Why does status.render.com report the Postgres outages incorrectly?

Render reports the Postgres outage for Oregon as one hour 26 minutes, when it was an outage of over 2 hours. Even if you look at the timestamps in the incident report (which are not entirely accurate in your guys favor), it is well over 1:26. This matters because people will decide on whether or not to use your service based on your uptime, and you guys are clearly not accurately reporting what happened yesterday.

Would love some kind of explanation, and ideally you guys update the incident to accurately reflect the actual outage times.

Screenshot 2024-03-27 at 10.18.22 AM

These are all valid concerns, but the underlying details are complicated. In no particular order;

  • The uptime history is based off components being set as impacted in status updates. It isn’t live monitoring.
  • There have been incidents in the past where an Engineer following along but not primarily involved at the time has specifically updated the component history independent of textual updates (components are otherwise set during a given update item), there was no such Engineer in this situation. During this incident everyone was playing a role, entirely focused on the task at hand in some meaningful capacity, and not worrying about granular details of the status page itself. We in Support were similarly overwhelmed in communication on all of our mediums (tickets, chat, nominally reviewing forum posts here as well), as well as updating the status page when there was a broadly applicable update.
  • We in Support occasionally see customers reference when opening issues that “the Status Page is wrong”, because they are experiencing an outage not listed on the Status Page. The problem is that things can happen to a specific host that which is not relevant for the Status Page; Status Pages fill the role of a broadly applicable platform event, something that will impact a significant chunk of a specific service type at a minimum, or much of a region, or much more. But not only a single or small handful of hosts.
  • Gauging a company’s reliability solely off of their Status Page is not accurate, because it doesn’t represent the totality of platform-related events that could affect a single customer.
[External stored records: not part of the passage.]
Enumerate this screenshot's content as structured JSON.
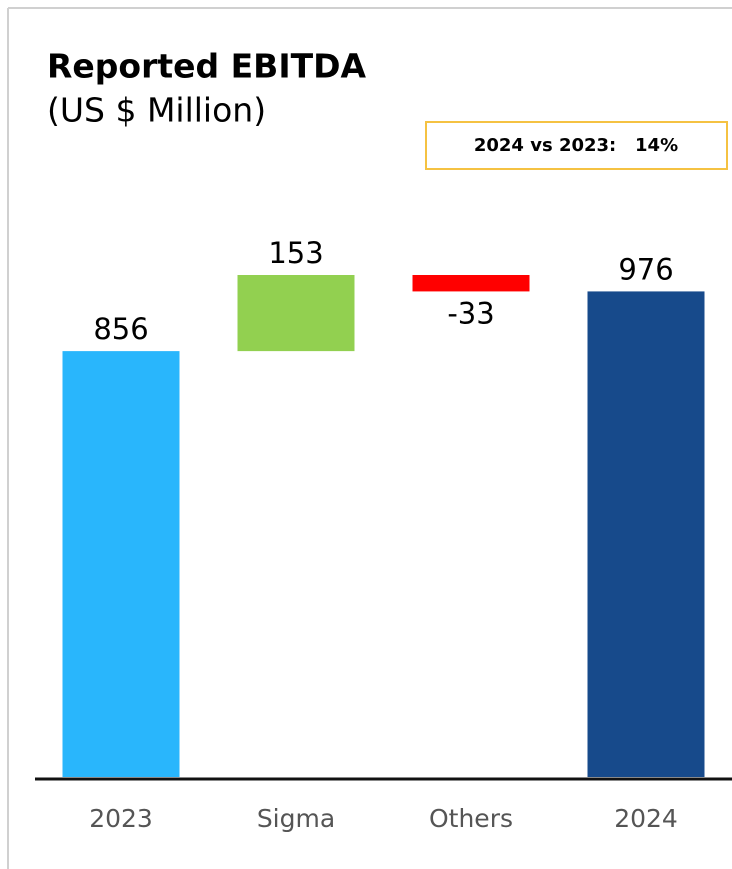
{
  "chart_data": {
    "type": "waterfall",
    "title": "Reported EBITDA",
    "subtitle": "(US $ Million)",
    "annotation": "2024 vs 2023:   14%",
    "categories": [
      "2023",
      "Sigma",
      "Others",
      "2024"
    ],
    "values": [
      856,
      153,
      -33,
      976
    ],
    "kinds": [
      "total",
      "delta",
      "delta",
      "total"
    ],
    "colors": [
      "#29b6fc",
      "#92d050",
      "#ff0000",
      "#174a8b"
    ]
  }
}
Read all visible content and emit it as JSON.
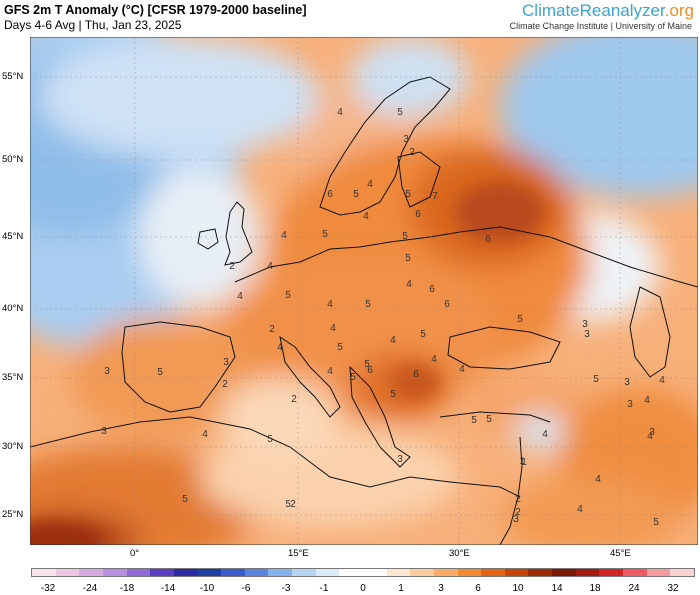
{
  "header": {
    "title": "GFS 2m T Anomaly (°C) [CFSR 1979-2000 baseline]",
    "subtitle": "Days 4-6 Avg | Thu, Jan 23, 2025"
  },
  "brand": {
    "name_main": "ClimateReanalyzer",
    "name_suffix": ".org",
    "affiliation": "Climate Change Institute | University of Maine"
  },
  "axes": {
    "lat_labels": [
      "55°N",
      "50°N",
      "45°N",
      "40°N",
      "35°N",
      "30°N",
      "25°N"
    ],
    "lon_labels": [
      "0°",
      "15°E",
      "30°E",
      "45°E"
    ]
  },
  "colorbar": {
    "ticks": [
      "-32",
      "-24",
      "-18",
      "-14",
      "-10",
      "-6",
      "-3",
      "-1",
      "0",
      "1",
      "3",
      "6",
      "10",
      "14",
      "18",
      "24",
      "32"
    ],
    "colors": [
      "#f9e2ec",
      "#ecc7e4",
      "#d6a8e0",
      "#b88ee0",
      "#8f6bd9",
      "#5b3fc2",
      "#2e2aa3",
      "#1d3fa1",
      "#3a5bc9",
      "#5b85dc",
      "#86b0ea",
      "#b4d3f3",
      "#dcebf9",
      "#ffffff",
      "#ffffff",
      "#fde6cf",
      "#fbcb9c",
      "#f9ab67",
      "#f48934",
      "#e46511",
      "#c44505",
      "#9b2b02",
      "#7a1700",
      "#a31a14",
      "#d1242a",
      "#ef5a62",
      "#f59aa0",
      "#fad2d4"
    ]
  },
  "isotherm_labels": [
    "4",
    "5",
    "3",
    "4",
    "2",
    "6",
    "5",
    "5",
    "6",
    "7",
    "5",
    "6",
    "4",
    "5",
    "4",
    "5",
    "4",
    "2",
    "4",
    "4",
    "5",
    "4",
    "5",
    "6",
    "5",
    "3",
    "2",
    "4",
    "4",
    "5",
    "5",
    "4",
    "6",
    "6",
    "5",
    "5",
    "4",
    "3",
    "3",
    "5",
    "3",
    "5",
    "4",
    "3",
    "4",
    "4",
    "2",
    "5",
    "5",
    "5",
    "3",
    "4",
    "4",
    "1",
    "2",
    "4",
    "5",
    "3",
    "6",
    "5",
    "2",
    "3",
    "5",
    "4",
    "3",
    "4",
    "4",
    "2",
    "1",
    "3",
    "5",
    "2"
  ],
  "colors": {
    "cold_blue": "#8cc0ee",
    "warm_orange": "#f08c3a",
    "hot_red": "#b24412",
    "brand_blue": "#3aa5d3",
    "brand_orange": "#f28c28"
  }
}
Nevertheless, I will bring up these concerns as part of our retrospective processes. I agree that now that we have room to breathe, as the timeline of events is cemented, we should keep that data available publicly as well.

“Gauging a company’s reliability solely off of their Status Page is not accurate, because it doesn’t represent the totality of platform-related events that could affect a single customer.”

Curious about this quote. We have our own SLA’s with our clients we are trying to meet, and I def used your status page to determine whether or not we could meet those requirements. If I am trying to determine the stability of render versus another provider, what should I be using to determine how stable the platform is?

I understand total platform does not mean an individual service, but you guys do have individual service statuses as well. In this post, I am referring strictly to Oregon’s Postgres outage, which was over 2 hours during the event. Is it asking too much to accurately report your outages now that the event is over and all hands are not on deck working on the issue. It just feels slimy overall like you guys are trying to downplay the seriousness of what happened.

This is a really complicated topic that doesn’t have any single answer. I’ve worked in support nearly my entire professional life, for developers specifically for the last 12 years. Is a provider unstable because an application crashes because it has Windows or Mac specific assumptions, and when deployed in a Linux environment things go a little sideways? Is a provider unstable because they provide a shared execution computing platform and an application takes longer and times out when running on a host that has many active services running? Is a provider unstable when a customer’s application is the highest resource using service on the host and causes host health issues due to resource demand?

Is a provider unstable when an application encounters an unexpected restart when hosts are being cycled out for software upgrades?

These are all examples of cases I’ve handled in the past where the customer pinned the blame on the provider (not necessarily Render) despite either their application being the catalyst, or despite hosts needing to be patched for security purposes, and their application misbehaving during shutdowns.

Is it asking too much to accurately report your outages now that the event is over and all hands are not on deck working on the issue.

Engineers are;

  • Continuing on investigation not only of the root issue, but also some ancillary failures that happened during the incident. We didn’t post about it in text but there was a Log Stream outage whose component we marked as impacted during various updates.
  • Working on mitigation tasks related to items that could be immediately addressed as a result of details that came up during the incident.
  • Working on new reports and timely day-to-day issues.
  • Working on things we were working on before Tuesday.
  • Working on the RCA.
  • Being a human being that takes breaks and communicates with other people and works a limited number of hours per day.

We are still in all-hands mode, with less immediate urgency but we are still engaged in long-tail tasks related to the incident on top of day-to-day work.

I haven’t updated the component outage durations because I haven’t looked for the timeline yet. This isn’t slimy, this isn’t being downplayed, we’re doing the work for our customers. The status incident will be revisited because we have to post the RCA there as well, we haven’t gotten back to it yet because work on it is still being done.